Rapper Snoop Dogg gave his cool nod to the Toyota Sienna minivan, dispelling the myth that credibility presents an issue. Of all the rides in all the rap joints in the hood, the Dogg’s props went to a minivan. Here’s lookin’ at you, Snoop.
Speaking of credibility, in the bargain basement of endorsers, Lindsay Lohan pulled in $3500 a pop for tweets indicating she participated in on-line challenges for college kids saying, “[they] are SO addictive!” This on #CampusLIVE, a website dedicated to connecting advertisers with college students. In other logic-bending agreements, Ms. Lohan endorses wind energy, “While saving the world, save money! I love it!” as well as a gold mining company, of all things: “R ur savings safe? Think again!”

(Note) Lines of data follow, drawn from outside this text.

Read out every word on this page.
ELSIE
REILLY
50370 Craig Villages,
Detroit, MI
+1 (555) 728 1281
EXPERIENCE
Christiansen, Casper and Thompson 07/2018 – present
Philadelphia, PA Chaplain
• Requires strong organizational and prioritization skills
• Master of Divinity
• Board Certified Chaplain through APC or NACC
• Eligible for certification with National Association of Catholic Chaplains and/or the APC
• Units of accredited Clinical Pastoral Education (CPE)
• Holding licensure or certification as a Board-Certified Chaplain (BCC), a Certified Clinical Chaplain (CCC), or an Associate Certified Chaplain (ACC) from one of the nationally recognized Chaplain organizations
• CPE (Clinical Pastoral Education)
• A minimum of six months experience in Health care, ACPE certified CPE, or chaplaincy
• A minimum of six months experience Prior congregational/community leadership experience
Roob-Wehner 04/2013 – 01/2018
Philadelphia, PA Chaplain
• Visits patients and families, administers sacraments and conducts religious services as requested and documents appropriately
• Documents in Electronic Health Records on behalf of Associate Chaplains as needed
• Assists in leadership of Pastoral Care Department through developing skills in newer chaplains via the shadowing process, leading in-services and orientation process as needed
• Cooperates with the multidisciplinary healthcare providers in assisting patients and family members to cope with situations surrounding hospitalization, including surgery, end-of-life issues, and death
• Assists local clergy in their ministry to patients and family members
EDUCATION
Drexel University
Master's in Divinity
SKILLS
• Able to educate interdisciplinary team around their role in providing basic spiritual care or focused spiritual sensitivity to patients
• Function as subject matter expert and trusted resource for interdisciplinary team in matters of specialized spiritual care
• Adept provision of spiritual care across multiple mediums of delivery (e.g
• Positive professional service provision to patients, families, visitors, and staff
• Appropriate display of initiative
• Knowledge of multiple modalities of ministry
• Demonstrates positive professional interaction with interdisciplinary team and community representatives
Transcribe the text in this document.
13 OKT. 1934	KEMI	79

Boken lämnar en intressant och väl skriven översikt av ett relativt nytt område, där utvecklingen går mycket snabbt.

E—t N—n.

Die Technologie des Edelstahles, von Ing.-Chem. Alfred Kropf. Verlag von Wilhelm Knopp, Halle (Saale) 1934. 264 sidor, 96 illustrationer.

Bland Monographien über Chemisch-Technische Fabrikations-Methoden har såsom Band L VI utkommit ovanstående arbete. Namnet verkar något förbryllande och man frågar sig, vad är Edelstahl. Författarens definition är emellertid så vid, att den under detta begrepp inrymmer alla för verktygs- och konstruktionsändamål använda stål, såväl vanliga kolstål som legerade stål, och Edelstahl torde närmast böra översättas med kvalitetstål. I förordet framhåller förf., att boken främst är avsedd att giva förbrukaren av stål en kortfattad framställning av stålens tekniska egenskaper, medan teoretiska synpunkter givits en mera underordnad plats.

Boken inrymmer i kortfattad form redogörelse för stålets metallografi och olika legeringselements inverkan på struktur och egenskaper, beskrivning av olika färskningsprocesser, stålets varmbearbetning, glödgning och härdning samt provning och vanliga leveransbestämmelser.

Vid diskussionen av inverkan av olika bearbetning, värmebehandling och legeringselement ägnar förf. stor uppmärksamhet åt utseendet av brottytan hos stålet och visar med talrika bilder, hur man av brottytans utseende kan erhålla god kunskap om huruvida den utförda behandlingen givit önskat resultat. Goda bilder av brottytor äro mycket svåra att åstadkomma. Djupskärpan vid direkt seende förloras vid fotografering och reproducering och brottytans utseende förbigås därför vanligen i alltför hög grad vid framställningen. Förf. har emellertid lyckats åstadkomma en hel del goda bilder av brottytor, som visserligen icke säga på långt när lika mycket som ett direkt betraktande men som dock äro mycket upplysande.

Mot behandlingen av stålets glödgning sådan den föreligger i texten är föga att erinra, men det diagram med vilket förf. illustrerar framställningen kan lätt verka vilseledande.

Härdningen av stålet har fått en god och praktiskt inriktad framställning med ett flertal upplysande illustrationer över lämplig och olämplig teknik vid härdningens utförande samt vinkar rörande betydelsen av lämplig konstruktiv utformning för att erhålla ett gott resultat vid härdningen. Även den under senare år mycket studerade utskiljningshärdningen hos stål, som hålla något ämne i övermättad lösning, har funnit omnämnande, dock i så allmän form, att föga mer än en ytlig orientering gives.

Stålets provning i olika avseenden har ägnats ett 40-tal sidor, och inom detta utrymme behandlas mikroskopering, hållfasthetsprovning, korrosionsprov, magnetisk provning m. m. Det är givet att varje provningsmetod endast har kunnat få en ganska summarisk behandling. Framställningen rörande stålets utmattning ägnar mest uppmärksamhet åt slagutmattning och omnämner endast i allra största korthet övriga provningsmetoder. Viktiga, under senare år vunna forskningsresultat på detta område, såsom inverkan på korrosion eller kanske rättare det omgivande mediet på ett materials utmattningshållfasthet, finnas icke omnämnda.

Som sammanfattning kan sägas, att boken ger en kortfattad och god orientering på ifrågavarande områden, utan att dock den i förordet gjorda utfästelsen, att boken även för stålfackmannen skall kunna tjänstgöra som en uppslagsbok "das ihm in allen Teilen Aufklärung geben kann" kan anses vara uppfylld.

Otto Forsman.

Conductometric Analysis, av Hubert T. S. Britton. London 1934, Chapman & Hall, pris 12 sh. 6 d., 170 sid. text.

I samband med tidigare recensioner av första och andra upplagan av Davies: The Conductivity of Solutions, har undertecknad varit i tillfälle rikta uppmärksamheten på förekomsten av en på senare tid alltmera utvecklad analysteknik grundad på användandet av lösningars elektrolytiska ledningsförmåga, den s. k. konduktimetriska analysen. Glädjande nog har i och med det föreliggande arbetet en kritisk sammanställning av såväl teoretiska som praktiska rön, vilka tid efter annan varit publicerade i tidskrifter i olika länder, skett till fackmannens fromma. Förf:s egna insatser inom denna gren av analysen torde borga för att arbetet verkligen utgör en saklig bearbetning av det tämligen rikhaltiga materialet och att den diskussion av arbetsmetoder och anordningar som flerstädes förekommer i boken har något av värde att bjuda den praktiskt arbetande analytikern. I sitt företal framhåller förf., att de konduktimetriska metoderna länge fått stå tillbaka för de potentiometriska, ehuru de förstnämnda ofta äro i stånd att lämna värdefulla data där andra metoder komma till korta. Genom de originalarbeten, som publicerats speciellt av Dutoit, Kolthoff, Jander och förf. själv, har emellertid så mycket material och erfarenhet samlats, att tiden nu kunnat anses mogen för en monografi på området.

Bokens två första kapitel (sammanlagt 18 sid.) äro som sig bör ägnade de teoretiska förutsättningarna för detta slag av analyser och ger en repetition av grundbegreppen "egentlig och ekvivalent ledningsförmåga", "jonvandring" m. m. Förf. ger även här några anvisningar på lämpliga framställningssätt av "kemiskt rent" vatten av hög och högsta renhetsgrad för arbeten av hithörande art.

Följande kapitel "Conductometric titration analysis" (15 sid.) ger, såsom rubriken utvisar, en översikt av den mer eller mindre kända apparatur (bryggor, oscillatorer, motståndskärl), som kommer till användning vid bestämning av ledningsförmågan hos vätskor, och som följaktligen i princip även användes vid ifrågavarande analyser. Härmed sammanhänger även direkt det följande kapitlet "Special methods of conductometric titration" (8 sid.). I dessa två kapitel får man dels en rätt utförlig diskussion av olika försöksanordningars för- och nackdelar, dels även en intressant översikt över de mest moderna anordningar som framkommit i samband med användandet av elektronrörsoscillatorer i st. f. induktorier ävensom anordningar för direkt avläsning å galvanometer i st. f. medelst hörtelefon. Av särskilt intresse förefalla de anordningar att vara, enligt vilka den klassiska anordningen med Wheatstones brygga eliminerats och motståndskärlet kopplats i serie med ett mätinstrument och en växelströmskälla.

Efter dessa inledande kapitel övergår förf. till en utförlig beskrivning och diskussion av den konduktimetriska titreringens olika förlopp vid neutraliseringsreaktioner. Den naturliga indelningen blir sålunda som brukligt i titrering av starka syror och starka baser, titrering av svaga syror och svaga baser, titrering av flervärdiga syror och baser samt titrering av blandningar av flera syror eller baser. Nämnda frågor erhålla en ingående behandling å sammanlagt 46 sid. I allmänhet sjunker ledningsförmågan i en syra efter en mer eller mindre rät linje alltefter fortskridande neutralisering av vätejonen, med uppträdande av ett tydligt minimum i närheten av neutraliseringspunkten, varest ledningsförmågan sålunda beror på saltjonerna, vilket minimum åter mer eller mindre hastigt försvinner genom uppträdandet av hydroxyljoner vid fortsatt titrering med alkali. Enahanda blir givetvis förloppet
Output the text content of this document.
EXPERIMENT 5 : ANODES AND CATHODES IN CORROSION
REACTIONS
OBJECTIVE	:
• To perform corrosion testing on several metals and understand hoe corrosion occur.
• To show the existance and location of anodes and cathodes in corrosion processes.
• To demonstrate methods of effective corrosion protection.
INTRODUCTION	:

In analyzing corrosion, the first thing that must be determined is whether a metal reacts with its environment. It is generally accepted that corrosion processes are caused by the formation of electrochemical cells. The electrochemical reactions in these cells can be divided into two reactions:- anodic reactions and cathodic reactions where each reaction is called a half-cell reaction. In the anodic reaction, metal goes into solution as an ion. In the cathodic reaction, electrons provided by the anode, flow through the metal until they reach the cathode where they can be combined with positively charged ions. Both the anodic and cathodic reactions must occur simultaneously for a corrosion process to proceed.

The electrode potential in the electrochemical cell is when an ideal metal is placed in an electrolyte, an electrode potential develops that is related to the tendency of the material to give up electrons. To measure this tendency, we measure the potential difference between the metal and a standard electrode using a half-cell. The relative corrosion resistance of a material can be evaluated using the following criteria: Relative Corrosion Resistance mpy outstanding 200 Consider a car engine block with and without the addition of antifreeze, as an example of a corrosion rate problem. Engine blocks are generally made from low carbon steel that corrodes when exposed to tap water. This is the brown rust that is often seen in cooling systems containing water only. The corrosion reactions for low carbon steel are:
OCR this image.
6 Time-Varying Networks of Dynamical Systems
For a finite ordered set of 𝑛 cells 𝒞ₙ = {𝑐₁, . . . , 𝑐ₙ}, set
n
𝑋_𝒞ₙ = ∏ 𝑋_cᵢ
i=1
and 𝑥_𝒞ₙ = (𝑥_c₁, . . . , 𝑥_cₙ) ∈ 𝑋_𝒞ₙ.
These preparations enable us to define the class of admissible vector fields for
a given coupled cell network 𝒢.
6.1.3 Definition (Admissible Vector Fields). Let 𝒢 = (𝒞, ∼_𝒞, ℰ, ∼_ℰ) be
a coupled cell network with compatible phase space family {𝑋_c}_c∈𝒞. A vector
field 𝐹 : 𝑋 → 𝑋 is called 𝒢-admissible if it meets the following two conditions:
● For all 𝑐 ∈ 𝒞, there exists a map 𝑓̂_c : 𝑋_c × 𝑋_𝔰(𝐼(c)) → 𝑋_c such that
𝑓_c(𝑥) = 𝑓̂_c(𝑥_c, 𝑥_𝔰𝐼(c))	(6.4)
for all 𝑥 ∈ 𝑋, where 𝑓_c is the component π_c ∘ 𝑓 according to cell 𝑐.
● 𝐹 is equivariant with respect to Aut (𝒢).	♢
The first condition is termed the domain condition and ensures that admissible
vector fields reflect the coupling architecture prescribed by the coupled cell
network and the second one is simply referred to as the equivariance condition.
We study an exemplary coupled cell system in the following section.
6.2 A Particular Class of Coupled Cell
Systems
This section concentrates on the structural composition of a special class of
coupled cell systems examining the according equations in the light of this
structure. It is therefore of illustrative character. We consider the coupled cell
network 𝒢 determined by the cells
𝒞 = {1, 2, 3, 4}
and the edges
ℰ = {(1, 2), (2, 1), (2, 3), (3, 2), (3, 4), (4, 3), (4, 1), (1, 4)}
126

Now the Queen of Community Service has 2.6 million followers, many of whom could be high school aged with undeveloped skills in discriminatory thinking. Perhaps they are likely targets for advertisers with money to blow. But wind energy? Really? Lindsay Lohan. And to whose ears were her insights about commodity investments directed?
When Charlie Sheen tweeted for Internships.com at the same time he was running amok and getting fired from his job on “Two and a Half Men,” 95,000 clicks went to that site within an hour. What’s wrong in America?
But hey, if they can do it, I can do it. At $8K a peep, er tweet, my believability and trustworthiness are indeed for sale.
And what products would I endorse? I’d sign off on almost anything from peanut butter to Porsche. But realistically, if credibility were an issue, I’d be lending the weight of my cache to Olay Regenerist Age Defying Eye Roller, and that “Lose 10 pounds in 10 minutes!” swimsuit into which I will never squeeze.
All right. I’m exaggerating. I don’t really have any cache. And my placement of prepositions doesn’t appeal to the average tweeter, though some might say that’s a point in my favor.
Nor do I have millions of followers. Only my husband hangs on my words and even his dedication is dubious. That’s the snag in this scenario. If I endorsed a minivan, it wouldn’t generate much more than a shrug.
Which is what I do when I balance our checking account.